In the area of greenhouse gas standards, measurements on 46 standards of CO₂ in air submitted for the CCQM-K120 comparison were completed at the BIPM, including Fourier transform infrared spectroscopy (FTIR), isotope ratio infrared spectrometer (IRIS) and gas chromatography with a flame ionization detector GC-FID methods for mole fraction and isotope ratio value assignment' and the Draft A report of the comparison prepared. The method developed for measuring isotopic abundances in CO₂ with optically based instruments was published in Analytical Chemistry [10], and presented to the WMO-IAEA GGMT experts meeting in Switzerland in September 2017. This demonstrated the measurement standards and methods that could be used for such instruments in the future. Development and validation of a manometric system for CO₂ measurements, in support of a future planned ongoing comparison of CO₂ standards (BIPM.QM-K2), has progressed with a second secondment from the NIST. The first all-glass prototype was replaced with a coated stainless steel version, with much improved mechanical stability.
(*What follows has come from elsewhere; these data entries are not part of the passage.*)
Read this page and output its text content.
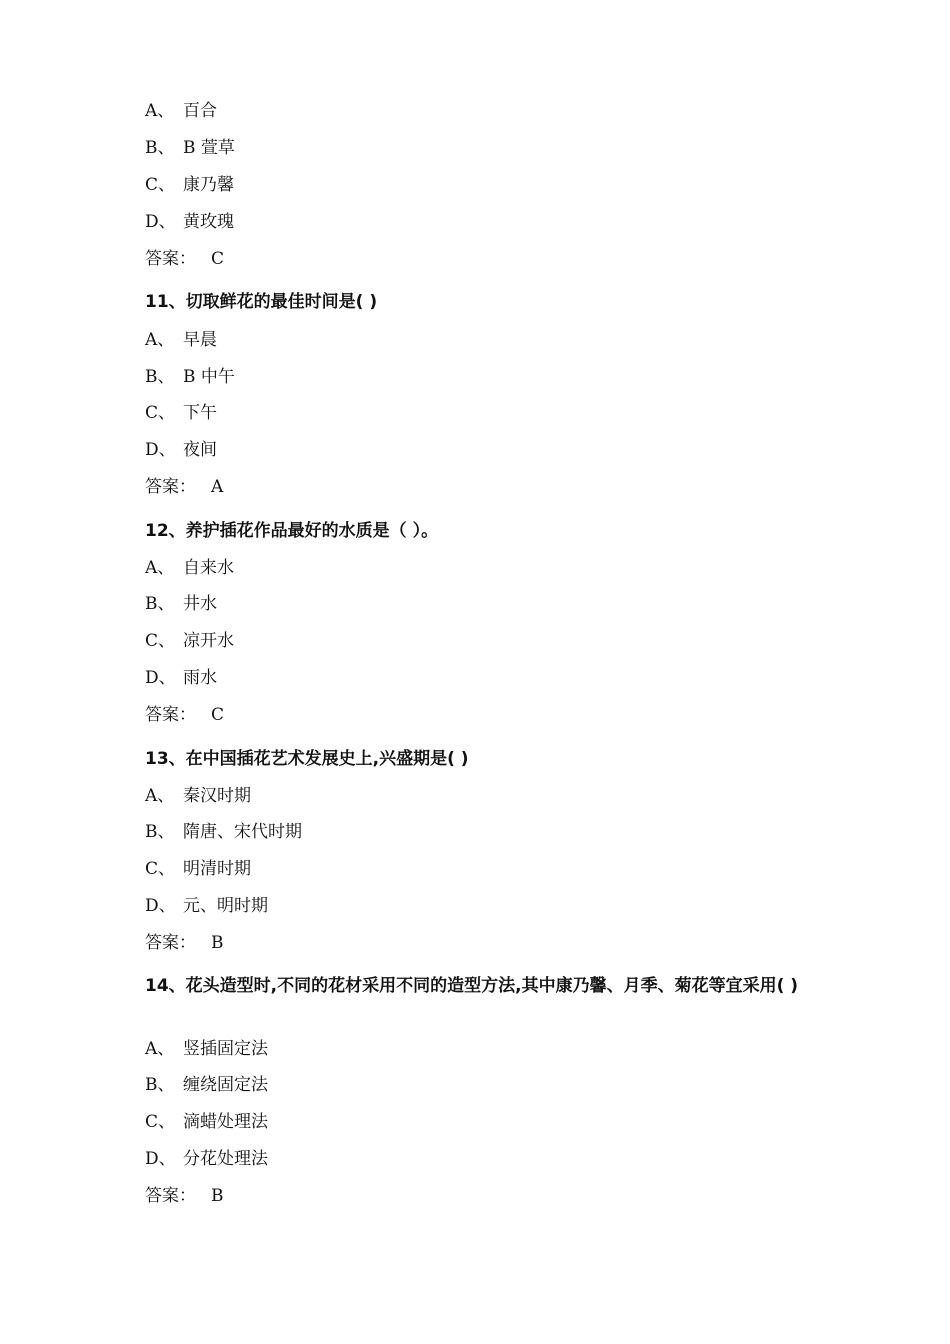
A、 百合
B、 B 萱草
C、 康乃馨
D、 黄玫瑰
答案： C
11、切取鲜花的最佳时间是( )
A、 早晨
B、 B 中午
C、 下午
D、 夜间
答案： A
12、养护插花作品最好的水质是（ ）。
A、 自来水
B、 井水
C、 凉开水
D、 雨水
答案： C
13、在中国插花艺术发展史上,兴盛期是( )
A、 秦汉时期
B、 隋唐、宋代时期
C、 明清时期
D、 元、明时期
答案： B
14、花头造型时,不同的花材采用不同的造型方法,其中康乃馨、月季、菊花等宜采用( )
A、 竖插固定法
B、 缠绕固定法
C、 滴蜡处理法
D、 分花处理法
答案： B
The measurement protocol was optimized, including the identification and elimination of biases caused by trace gases within the system: new results are expected in early 2018. Preparation for a comparison on CO₂ isotope ratio standards, coordinated jointly by the BIPM and the IAEA continued, with an IRIS system for isotope ratio measurements integrated into the SIRM-GEN facility and the first blending experiments for CO₂ gases have been carried out. Validation work on optical tuneable diode laser spectroscopy (TDLS) and gas chromatography with electron capture detection (GC-ECD) systems in preparation for CCQM-K68.2019 (N₂O in air, ambient level) were undertaken during a 3 month secondment by a visiting scientist from KRISS, with linearity and measurement uncertainty of the optical instrument verified.